Keduanya gagal melewati tahap akhir ujian EU setelah sesi dengar pendapat lisan mereka, dan kini harus dalam waktu kurang dari setengah hari memberikan penjelasan tertulis tentang sekitar delapan isu. Keputusan apakah pengangkatan mereka dapat dipilih di Parlemen Eropa pada hari Kamis akan bergantung pada penjelasan tersebut.
Hambatan terbesar adalah warisan Green Deal dari mantan komisaris Frans Timmermans. Setelah beberapa bulan lalu kristendemokrat melancarkan serangan frontal terhadap Undang-Undang Pemulihan Alam, Komisi Eropa menunda sejumlah keputusan GD ke masa depan.
Selain itu, Ketua Komisi Ursula von der Leyen telah menawarkan komunitas pertanian ‘dialog konstruktif’.
Menurut kristendemokrat EVP, hal ini berarti bahwa proposal yang sudah disiapkan tentang kesejahteraan hewan baru, strategi hutan dan tanah baru, mikroplastik, serta pengurangan bahan kimia dalam pertanian akan ditunda ke Komisi baru pada 2024. Apa yang akan terjadi selanjutnya tidak jelas.
Ketua Komisi lingkungan envi, Pascal Canfin (yang menangani proses seleksi), menyatakan bahwa semua undang-undang Green Deal tersebut sudah siap secara administratif/teknis, dan yang dibutuhkan hanyalah ‘keinginan politik’ untuk memasukkannya ke dalam agenda parlemen.
Ketika Komisaris Slovakia Sefcovic memberikan jawaban ambigu dalam dengar pendapat lisan, baik Kiri Bersatu dan Para Hijau maupun sebagian dari fraksi S&D-nya sendiri mengkritiknya. Sebagian dari kalangan liberal pun menilai ‘saatnya sudah tiba untuk membuat keputusan atas berkas-berkas tersebut’.
Dalam situasi seperti itu, Ketua Komisi Von der Leyen juga harus menjelaskan apa maksudnya ketika mengatakan ‘kita tetap berkomitmen pada Green Deal’.
Dari penjelasan Canfin, terungkap bahwa baik Hoekstra maupun Sefcovic sudah diberitahu sebelumnya tentang persyaratan minimum yang harus mereka penuhi. Untuk Hoekstra, itu berarti penerimaan penuh terhadap target kebijakan iklim 2040. Politisi EU yang mewawancarainya menghendaki pernyataan tertulis dan juga meminta penjelasan lebih lanjut mengenai berkas yang terkait perannya sebagai konsultan di McKinsey.

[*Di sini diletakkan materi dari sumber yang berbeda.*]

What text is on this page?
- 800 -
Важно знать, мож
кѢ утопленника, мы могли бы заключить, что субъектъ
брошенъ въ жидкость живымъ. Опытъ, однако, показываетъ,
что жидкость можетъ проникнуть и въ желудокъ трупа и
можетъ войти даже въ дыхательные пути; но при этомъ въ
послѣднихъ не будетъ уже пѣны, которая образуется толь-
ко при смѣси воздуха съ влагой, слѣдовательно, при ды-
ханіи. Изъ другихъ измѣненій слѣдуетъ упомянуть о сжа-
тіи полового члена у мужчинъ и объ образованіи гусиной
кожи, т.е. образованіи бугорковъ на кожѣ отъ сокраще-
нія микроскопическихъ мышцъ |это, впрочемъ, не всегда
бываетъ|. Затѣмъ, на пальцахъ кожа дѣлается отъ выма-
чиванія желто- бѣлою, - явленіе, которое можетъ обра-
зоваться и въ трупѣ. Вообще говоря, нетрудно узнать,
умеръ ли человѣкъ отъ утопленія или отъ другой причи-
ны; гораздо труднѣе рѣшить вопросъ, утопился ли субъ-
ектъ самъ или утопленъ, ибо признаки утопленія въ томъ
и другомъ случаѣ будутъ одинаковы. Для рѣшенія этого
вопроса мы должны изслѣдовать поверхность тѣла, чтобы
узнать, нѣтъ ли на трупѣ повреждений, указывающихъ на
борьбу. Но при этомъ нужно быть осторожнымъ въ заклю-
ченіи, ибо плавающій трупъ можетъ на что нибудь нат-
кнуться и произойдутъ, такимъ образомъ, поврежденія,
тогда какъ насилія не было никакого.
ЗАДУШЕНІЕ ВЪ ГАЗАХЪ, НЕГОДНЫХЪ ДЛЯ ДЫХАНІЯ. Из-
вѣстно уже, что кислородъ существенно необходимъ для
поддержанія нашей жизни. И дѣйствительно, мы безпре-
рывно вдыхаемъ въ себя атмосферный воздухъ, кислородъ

Karena Komite Ujian menghendaki Sefcovic secara tertulis berkomitmen mengajukan kembali sisa-sisa Green Deal, hal ini dapat menjadi masalah karena Von der Leyen telah berjanji melakukan dialog dengan para petani. Tidak jelas apakah ini hanya penundaan ataukah nasib Hoekstra dan Sefcovic akan terkait dengan pembatalan. Yang pasti kedua fraksi besar tersebut memiliki pandangan berbeda tentang hal ini.
Pada hari Rabu, jawaban tertulis dari Hoekstra dan Sefcovic akan ditinjau dan didiskusikan oleh para penguji. Jika jawaban tersebut memuaskan, pengajuan mereka akan diserahkan ke seluruh parlemen yang akan memberikan suara pada hari Kamis.
Jika tidak memuaskan, kasus ini dapat ditunda hingga akhir Oktober atau awal November.